There are three types of magnetic stars:

  • Magnetic A-stars are otherwise normal and about two to 10 times as hefty as the Sun. One example is Alioth, the third star in on the handle of the Big Dipper.
  • Some white dwarfs, which are burnt-out stellar corpses, have magnetic fields 100,000 times stronger than the typical magnetic A-star.
  • Magnetars are ultra-dense neutron stars that have fields 100 billion times stronger than a commercial bar magnet.

For the past five decades or so, there have been two competing ideas for how magnetic stars pack such strong and consistent power. One says the magnetism is generated by movement deep within the star, similar to how Earth's ever-present magnetic field is created.

The other idea, known as the fossil field hypothesis, holds that the magnetic field of a giant gas cloud is sometimes retained after the cloud collapses to form a star. That fits with the fact that fields of magnetic stars don't change with time. But there's a problem: The magnetic field in a star should decay in a few years, other theories state, so something would have to rejuvenate it.

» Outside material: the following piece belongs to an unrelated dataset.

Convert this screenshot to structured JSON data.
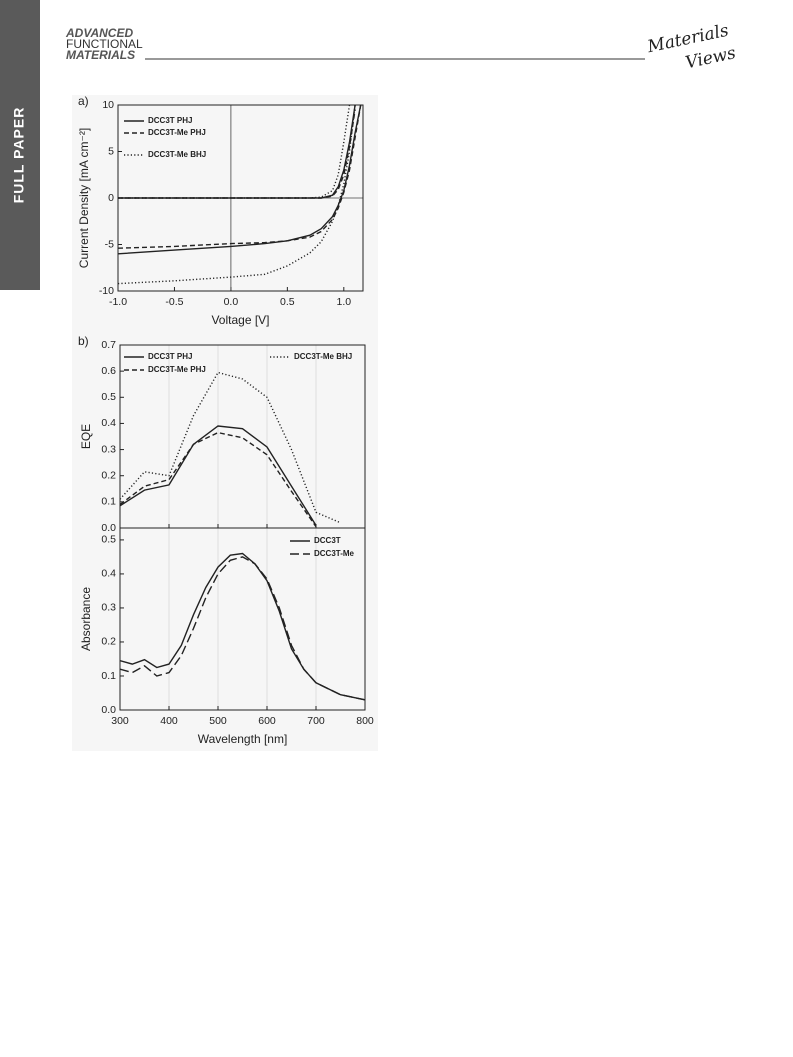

Or, perhaps the theory hasn't been fully fleshed out.

Researchers at the Max Planck Institute for Astrophysics have made new numeric simulations in which magnetic fields of various initial configurations become stable as a star develops, supporting the fossil field idea.

"The clouds from which stars form contain a very large amount of magnetic field lines, more than even the stars with the strongest fields observed, explained Max Planck researcher Hendrik Spruit. "Most of the magnetic flux decays away in all cases, but in some a bit (or even a lot) remains."

The fields always end up the same, with a ring of twisted field lines. The mess looks something like a car tire in which broken steel from the internal wire mesh sticks through the surface at various angles, Spruit and his colleagues reported in the Oct. 14 issue of the journal Nature.

"Which cases lead to a strong final state is a matter of chance," Spruit told SPACE.com. "Some initial conditions are more favorable for a magnetic field to survive. One such condition involves the initial field being somewhat concentrated towards the center of developing star.

The researchers caution that the results involve simulations, not actual observations.

Why some stars have incredibly strong magnetic fields compared to others is no great mystery. As stars age and evolve, the field strength increases because the stars get smaller and retain a lot of their original mass. A white dwarf, for example, can be 100 times smaller than a normal Sun-like star. And a neutron star, still packing more mass than the Sun, is typically no larger than a city.

As Spruit puts it: "If I take a bar magnet and squeeze is to half its linear dimensions, the field strength in it goes up a factor of four."